The train descended the mountains and hissed into Denver’s Union Station by evening. A crowd of passengers got off, quickly replaced by just as many people getting on. After the windows were washed, the bags taken off and several passenger cigarettes smoked, we continued on, into more than an hour of flat land.
Finally, there it was: Fort Morgan. We arrived at its darkened, Americana streets more than 10 hours after we left Grand Junction.
I got back on the train just about the time the sun was rising the next morning. It was the same stunning trip in reverse. When we made it back to the Colorado River, we were treated to an unofficial California Zephyr tradition: getting mooned by boaters. One raft presented three or four pale butts in our direction.
This was a huge hit with the viewing car, where people laughed and clapped.
As I got closer and closer to home, I thought about how the train is one of the few spaces in life where you get hours free of obligation, where you get time to just be. I was delighting in it. So was Maggie Tracey, who sat nearby.

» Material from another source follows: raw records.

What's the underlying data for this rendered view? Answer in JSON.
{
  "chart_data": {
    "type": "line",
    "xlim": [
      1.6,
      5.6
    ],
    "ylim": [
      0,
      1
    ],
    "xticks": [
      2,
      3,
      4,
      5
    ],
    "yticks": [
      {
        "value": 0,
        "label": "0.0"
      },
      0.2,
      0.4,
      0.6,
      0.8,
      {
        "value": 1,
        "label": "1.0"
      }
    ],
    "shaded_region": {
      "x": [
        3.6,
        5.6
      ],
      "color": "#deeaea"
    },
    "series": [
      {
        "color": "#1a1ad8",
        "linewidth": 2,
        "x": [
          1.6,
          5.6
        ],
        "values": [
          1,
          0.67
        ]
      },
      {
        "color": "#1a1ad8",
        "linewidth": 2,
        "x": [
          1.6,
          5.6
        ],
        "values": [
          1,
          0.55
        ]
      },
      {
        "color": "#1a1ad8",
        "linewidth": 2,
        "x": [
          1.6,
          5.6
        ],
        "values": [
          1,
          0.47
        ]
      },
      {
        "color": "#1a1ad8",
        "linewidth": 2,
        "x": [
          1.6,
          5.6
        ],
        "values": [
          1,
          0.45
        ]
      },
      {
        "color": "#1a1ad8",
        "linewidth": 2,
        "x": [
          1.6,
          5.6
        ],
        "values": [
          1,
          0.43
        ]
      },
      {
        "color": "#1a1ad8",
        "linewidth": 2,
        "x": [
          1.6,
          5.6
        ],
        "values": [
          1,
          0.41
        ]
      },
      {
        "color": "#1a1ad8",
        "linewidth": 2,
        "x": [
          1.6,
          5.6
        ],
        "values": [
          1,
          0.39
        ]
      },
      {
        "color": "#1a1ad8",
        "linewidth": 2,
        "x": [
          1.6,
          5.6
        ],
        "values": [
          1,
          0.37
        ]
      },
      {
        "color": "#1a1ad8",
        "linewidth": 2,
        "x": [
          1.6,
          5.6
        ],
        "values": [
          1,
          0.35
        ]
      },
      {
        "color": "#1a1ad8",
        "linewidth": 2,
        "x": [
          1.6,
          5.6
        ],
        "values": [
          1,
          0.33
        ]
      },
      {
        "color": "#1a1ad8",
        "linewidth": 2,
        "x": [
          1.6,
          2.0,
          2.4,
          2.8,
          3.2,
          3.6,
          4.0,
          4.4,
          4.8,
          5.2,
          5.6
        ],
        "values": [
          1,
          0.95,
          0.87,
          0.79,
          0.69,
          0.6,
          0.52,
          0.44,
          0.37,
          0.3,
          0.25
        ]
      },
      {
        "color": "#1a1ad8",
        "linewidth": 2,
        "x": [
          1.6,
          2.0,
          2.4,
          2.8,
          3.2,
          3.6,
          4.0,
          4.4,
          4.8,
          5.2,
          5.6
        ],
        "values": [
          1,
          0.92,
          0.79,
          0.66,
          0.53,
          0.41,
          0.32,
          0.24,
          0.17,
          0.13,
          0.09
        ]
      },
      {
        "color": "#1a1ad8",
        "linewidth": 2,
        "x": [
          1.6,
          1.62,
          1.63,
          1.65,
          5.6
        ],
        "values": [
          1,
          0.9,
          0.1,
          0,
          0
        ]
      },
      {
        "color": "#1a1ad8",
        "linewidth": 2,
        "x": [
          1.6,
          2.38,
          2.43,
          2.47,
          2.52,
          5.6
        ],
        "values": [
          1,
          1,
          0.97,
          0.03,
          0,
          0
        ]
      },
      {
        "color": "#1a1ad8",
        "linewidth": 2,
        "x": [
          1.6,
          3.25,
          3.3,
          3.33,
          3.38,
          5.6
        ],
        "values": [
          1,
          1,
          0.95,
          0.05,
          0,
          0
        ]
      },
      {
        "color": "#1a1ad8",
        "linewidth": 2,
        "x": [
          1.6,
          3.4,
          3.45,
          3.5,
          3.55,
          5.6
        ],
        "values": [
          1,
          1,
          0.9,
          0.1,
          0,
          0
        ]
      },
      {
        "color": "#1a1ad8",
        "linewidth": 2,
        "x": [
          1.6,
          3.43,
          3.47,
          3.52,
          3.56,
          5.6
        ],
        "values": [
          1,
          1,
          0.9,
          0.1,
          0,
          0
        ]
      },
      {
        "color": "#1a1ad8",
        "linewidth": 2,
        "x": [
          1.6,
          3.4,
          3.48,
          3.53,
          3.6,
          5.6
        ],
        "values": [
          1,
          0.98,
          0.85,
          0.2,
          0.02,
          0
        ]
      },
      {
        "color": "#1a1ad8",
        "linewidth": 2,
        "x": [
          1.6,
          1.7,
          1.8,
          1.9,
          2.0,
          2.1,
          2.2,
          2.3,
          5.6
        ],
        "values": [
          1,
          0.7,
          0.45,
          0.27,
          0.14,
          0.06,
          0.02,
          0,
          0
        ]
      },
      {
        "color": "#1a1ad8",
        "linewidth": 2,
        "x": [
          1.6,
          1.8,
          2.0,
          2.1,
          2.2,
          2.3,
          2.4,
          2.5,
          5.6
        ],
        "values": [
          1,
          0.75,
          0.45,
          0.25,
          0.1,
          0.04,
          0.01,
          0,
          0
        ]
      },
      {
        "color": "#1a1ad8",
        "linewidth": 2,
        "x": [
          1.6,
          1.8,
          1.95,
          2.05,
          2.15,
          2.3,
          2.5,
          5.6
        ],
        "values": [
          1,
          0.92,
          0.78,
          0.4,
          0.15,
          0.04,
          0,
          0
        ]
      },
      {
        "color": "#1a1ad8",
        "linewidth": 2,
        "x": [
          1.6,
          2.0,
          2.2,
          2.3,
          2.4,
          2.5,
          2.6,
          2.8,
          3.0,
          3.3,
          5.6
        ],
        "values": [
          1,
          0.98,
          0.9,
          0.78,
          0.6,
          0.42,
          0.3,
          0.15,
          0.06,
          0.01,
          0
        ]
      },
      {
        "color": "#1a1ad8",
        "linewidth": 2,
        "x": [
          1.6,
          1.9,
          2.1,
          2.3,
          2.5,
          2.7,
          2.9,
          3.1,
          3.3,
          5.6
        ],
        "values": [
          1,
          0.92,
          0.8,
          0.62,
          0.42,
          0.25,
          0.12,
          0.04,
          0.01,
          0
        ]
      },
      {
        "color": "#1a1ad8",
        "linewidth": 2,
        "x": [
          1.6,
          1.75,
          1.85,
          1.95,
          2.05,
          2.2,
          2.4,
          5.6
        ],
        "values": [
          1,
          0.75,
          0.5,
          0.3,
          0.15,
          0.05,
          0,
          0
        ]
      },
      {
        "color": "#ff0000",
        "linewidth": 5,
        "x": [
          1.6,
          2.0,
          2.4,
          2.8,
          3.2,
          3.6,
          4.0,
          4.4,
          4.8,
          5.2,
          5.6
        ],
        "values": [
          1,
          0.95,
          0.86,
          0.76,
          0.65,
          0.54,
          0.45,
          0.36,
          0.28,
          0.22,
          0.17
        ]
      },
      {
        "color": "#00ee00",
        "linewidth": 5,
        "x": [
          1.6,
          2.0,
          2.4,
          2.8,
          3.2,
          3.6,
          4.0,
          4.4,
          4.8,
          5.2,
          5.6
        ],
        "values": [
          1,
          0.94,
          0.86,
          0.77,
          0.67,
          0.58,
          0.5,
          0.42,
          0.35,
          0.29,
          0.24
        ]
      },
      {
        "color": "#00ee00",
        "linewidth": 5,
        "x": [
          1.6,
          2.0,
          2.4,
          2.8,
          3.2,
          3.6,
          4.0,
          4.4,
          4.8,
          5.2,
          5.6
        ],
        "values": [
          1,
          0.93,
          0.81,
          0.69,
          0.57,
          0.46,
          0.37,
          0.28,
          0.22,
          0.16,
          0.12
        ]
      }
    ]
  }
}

“Like, I brought books along, I brought work, and I haven't done any of it,” she said, starting to laugh. “All I do is sit and look out the window.”
Tracey and her husband were headed home to Nevada after vacationing across remote spots in the West. They’re both in their 70s, but this was their first-ever overnight train experience.
“Yeah, I’m sold on it,” she said, with more pleased laughter.
Soon they’d invited me to stay with them at their place sometime, and I’d invited them to stay at mine. All around us, I could hear similar conversations: People sharing stories and laughs and email addresses, promises to hang out again. It felt like we were all about to leave summer camp and head back to real life. I don’t think I was the only one who wanted to hold on to this other world a little longer.
When we pulled into Grand Junction, we were about an hour late, but no one seemed to mind. That is not what taking the train is all about.